The decision of the Examiner panel having been affirmed on appeal to both the Regional Director, 28 C.F.R. § 2.25, and the National Appellate Board, 28 C.F.R. 2.26, petitioner now seeks habeas corpus relief in this Court.

It appears that the main gist of his complaint is that the Parole Board based its decision, in part, on a presentence report which had been prepared following his 1973 conviction. Petitioner contends that the sentence he is presently serving is a result of his conviction for the offense of conspiring with two other individuals to sell on June 13, 1972, one-eighth of a kilogram of heroin for $3,600. He maintains that the “Board’s reason for parole denial has no basis in petitioner’s file.” Claiming, in essence, that the Board has no “discretionary right, power, or privilege” to consider or rely on information outside the scope of the crime established by a verdict or plea of guilty, petitioner asserts that the Board has in the instant matter violated petitioner’s constitutional rights to due process and equal protection. The Court does not •agree; the Parole Board’s scope of inquiry cannot be so narrowly restricted.

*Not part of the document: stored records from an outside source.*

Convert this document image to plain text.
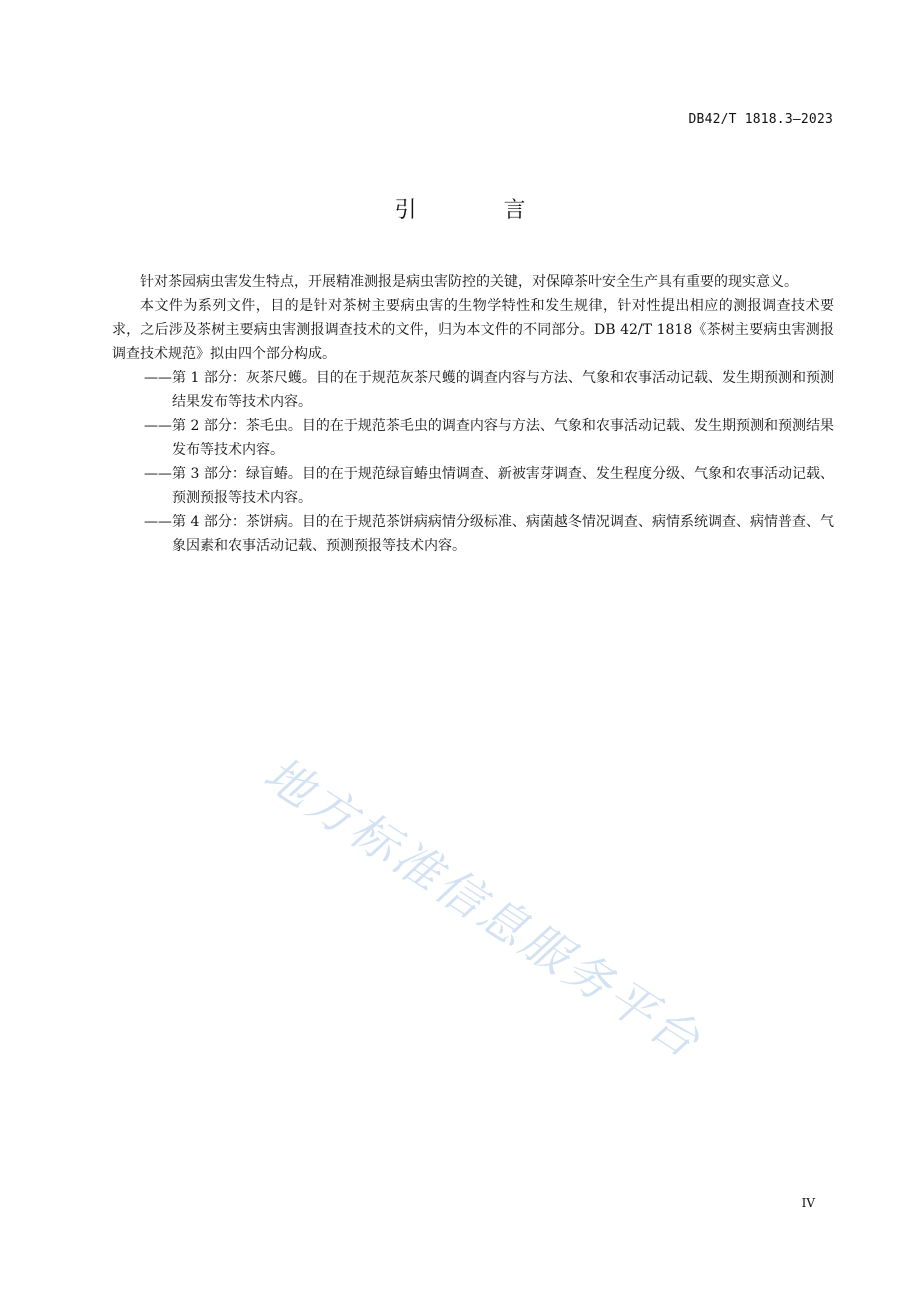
DB42/T 1818.3—2023
引 言

针对茶园病虫害发生特点，开展精准测报是病虫害防控的关键，对保障茶叶安全生产具有重要的现实意义。

本文件为系列文件，目的是针对茶树主要病虫害的生物学特性和发生规律，针对性提出相应的测报调查技术要求，之后涉及茶树主要病虫害测报调查技术的文件，归为本文件的不同部分。DB 42/T 1818《茶树主要病虫害测报调查技术规范》拟由四个部分构成。

—— 第 1 部分：灰茶尺蠖。目的在于规范灰茶尺蠖的调查内容与方法、气象和农事活动记载、发生期预测和预测结果发布等技术内容。
—— 第 2 部分：茶毛虫。目的在于规范茶毛虫的调查内容与方法、气象和农事活动记载、发生期预测和预测结果发布等技术内容。
—— 第 3 部分：绿盲蝽。目的在于规范绿盲蝽虫情调查、新被害芽调查、发生程度分级、气象和农事活动记载、预测预报等技术内容。
—— 第 4 部分：茶饼病。目的在于规范茶饼病病情分级标准、病菌越冬情况调查、病情系统调查、病情普查、气象因素和农事活动记载、预测预报等技术内容。
地方标准信息服务平台
IV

The Parole Board is not, as petitioner would have us believe, a “resentencing court”. By its decision to deny parole, the Board is merely stating that, in its judg- ' ment, at that time the applicant’s release on parole would not be in the best interests of *326 either the applicant or society. In denying parole, the Board is not imposing an additional sentence upon the applicant. It is merely carrying out its obligation under law to conduct parole determination proceedings and to reach reasoned decisions. 3

In our opinion, the Board’s regulations 4 permit the Board, in the exercise of its discretion to rely on the information which petitioner here deems objectionable. Addressing the issue of 'whether the Board may give any consideration to allegations of criminal conduct that have not resulted in conviction, the Court in Lupo v. Norton, 371 F.Supp. 156 (D.Conn.1974) stated:

“When the Board uses an alleged offense as a basis for parole-decision making, this requirement of stating reasons becomes the prisoner’s sole protection against the risk that he may be unfairly penalized because of charges on which he was never convicted and which he may be able to controvert, either at the parole hearing or upon administrative appeal from an adverse decision . . . [T]he Board’s regulation requiring a statement of reasons can be satisfied only if the prisoner is told that his alleged offense was the basis for parole denial and how that alleged offense was used.” 371 F.Supp. 161, 162

Thus, the Board can consider information found in presentence reports 5 and other data relating to unadjudicated criminal offenses provided that it informs the applicant of its reliance on that particular information and offers the applicant an opportunity to dispute its accuracy. Grattan v. Sigler, 525 F.2d 329 (9th Cir. 1975).

On the basis of the record now before this Court, it appears that the petitioner did engage in some discussion with the hearing examiner panel concerning his prior criminal activity and, according to the uncontro-verted affidavit of Mr.